Brunier, Charles (François)
Article mis en ligne le 6 mai 2013
dernière modification le 22 novembre 2013

par Desmars, Bernard

Né le 11 septembre 1809 à Lyon (Rhône), décédé le 7 juillet 1872 à Paris (Seine). Dessinateur. Rentier. Rédacteur de La Démocratie pacifique à la fin des années 1840. Gérant de la société exploitant la librairie sociétaire de 1850 à 1861.

Charles Brunier est issu des milieux du commerce et de la fabrique à Lyon (son père est qualifié de « fabricant » dans l’acte de naissance, dont les témoins sont un voisin marchand et un grand-oncle négociant). Probablement a-t-il voyagé en Italie dans les années 1830 ou 1840 ; il fait en tout cas partie, selon Désiré Laverdant, des « amis intimes » du peintre Papety et du musicien Besozzi qui ont effectué pendant cette période de longs séjours à Rome et à Florence ; et il est lui-même l’auteur d’une série de dessins intitulés « paysage d’Italie » et « vue d’Italie » [1].
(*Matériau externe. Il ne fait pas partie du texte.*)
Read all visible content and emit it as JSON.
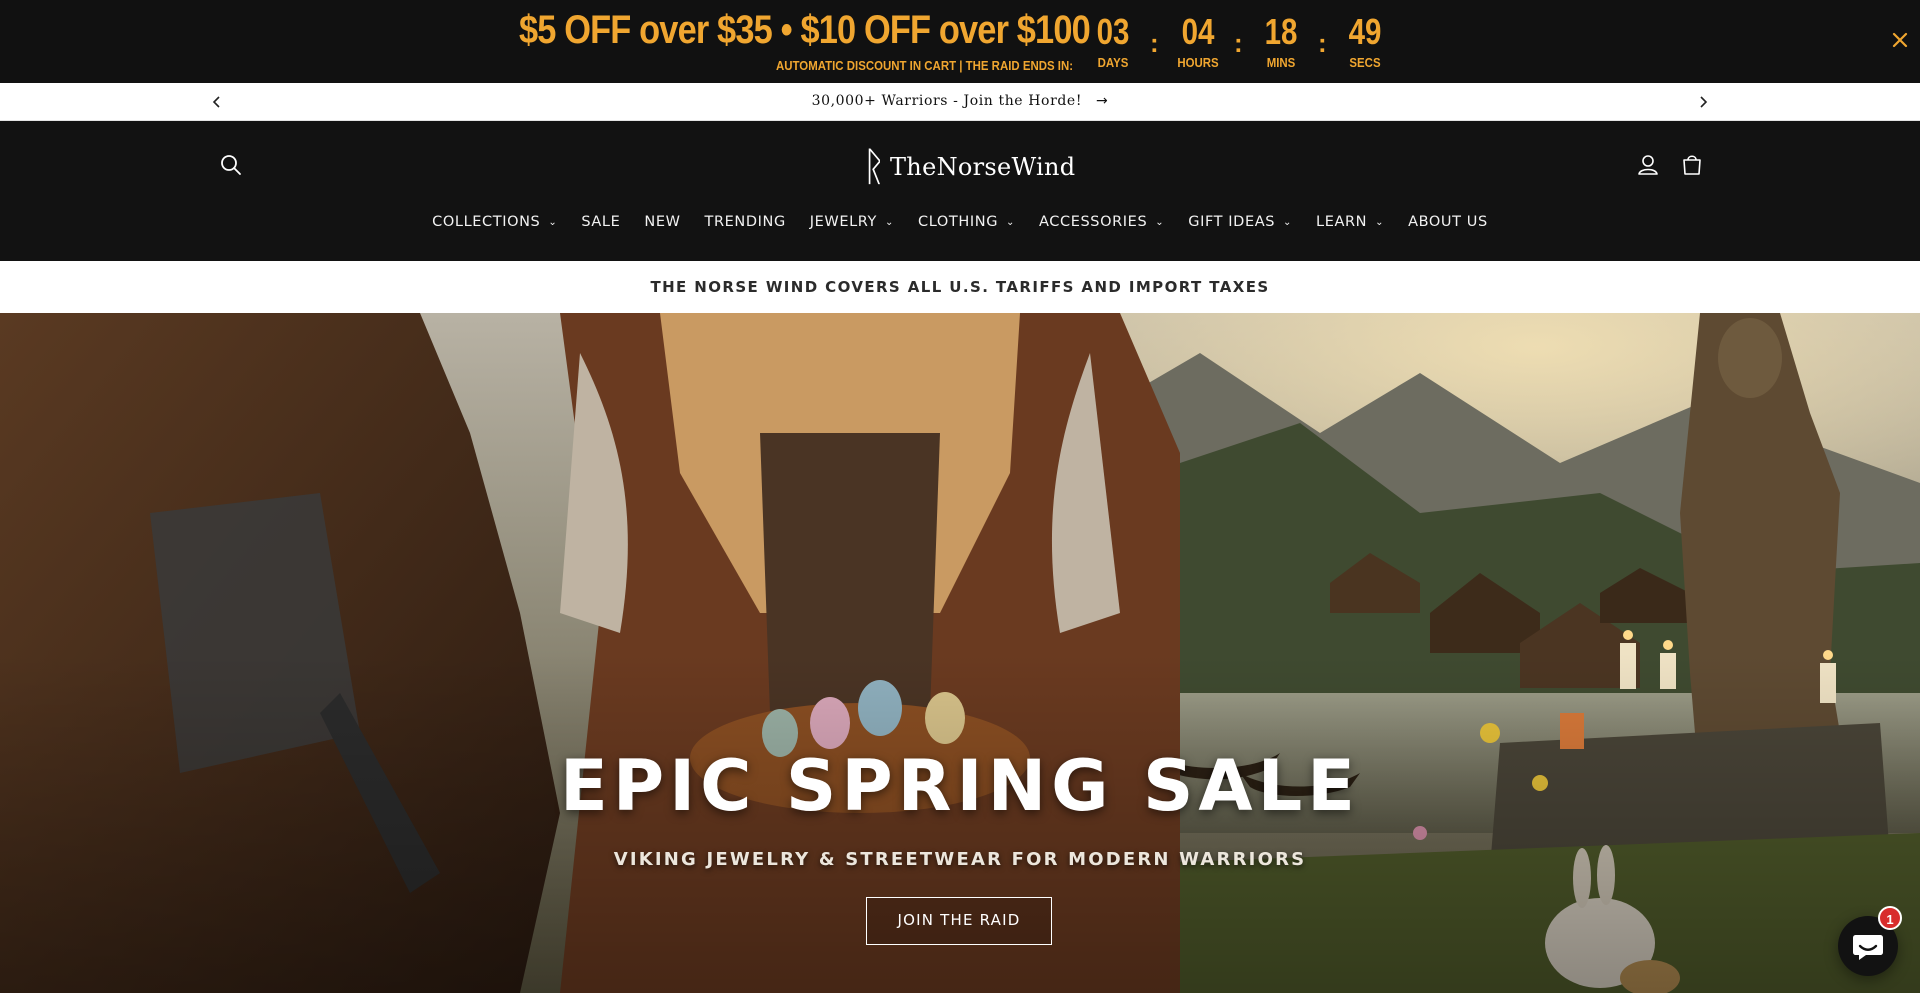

Habitant ensuite Paris, il apparaît dans la liste des rédacteurs réguliers de La Démocratie pacifique à partir de 1846 et entre au conseil de rédaction du quotidien en 1848 [2]. Il collabore également à l’Almanach phalanstérien de 1851.

Il s’intéresse aussi à l’organisation du mouvement fouriériste comme le montrent plusieurs lettres de 1847-1848 : il souhaite l’attribution d’un « minimum en faveur de certains de nos amis qui ayant rendu des services à la cause et pouvant en rendre encore se trouvent aujourd’hui dans une position fâcheuse » ; il propose aussi la formation d’un « conseil de famille […] composé d’homme hommes en dehors de la direction et de l’administration [de l’École] » afin de faciliter les relations au sein du mouvement phalanstérien [3]. En octobre 1848, lors du banquet tenu à la fin du congrès phalanstérien, il porte un toast « à la République démocratique et sociale » [4].

Après le départ en 1849 de Victor Considerant et François Cantagrel à Bruxelles, et alors que la situation de l’École est devenue très difficile, Charles Brunier, Victor Hennequin et Ferdinand Guillon prennent en charge la gérance de la « société pour la propagation et la réalisation de la théorie de Fourier » formée en 1840 et connue sous la raison sociale société Considerant, Paget et compagnie ; ils lui substituent à partir du 1er janvier 1850 un nouveau nom (société Brunier et compagnie). Cette société, chargée de l’exploitation de la librairie, n’a plus beaucoup d’activités : depuis dix ans, « les opérations se sont à peu près bornées à un travail de liquidation », écrit Brunier en 1861 ; « très peu d’ouvrages ont été édités, quelques manuscrits [de Fourier] entre autres, et deux volumes de M. Toussenel, dont la vente facile a contribué à maintenir un petit mouvement d’affaires ». En 1850 et 1851, les gérants réunissent à trois reprises les actionnaires afin d’envisager les moyens de rétablir la situation financière de la société. Mais à partir de 1852, Brunier, qui se retrouve bientôt seul à la tête de la société (Hennequin meurt en 1854 et Ferdinand Guillon quitte Paris peu après), même s’il bénéficie de l’aide d’Emile Bourdon et d’Aimée Beuque, ne convoque plus d’assemblée générale des actionnaires, mais se contente de les informer de la situation financière de la société par la diffusion de rapports annuels, puis par des articles insérés dans le Bulletin du mouvement sociétaire (1857 à 1860) [5].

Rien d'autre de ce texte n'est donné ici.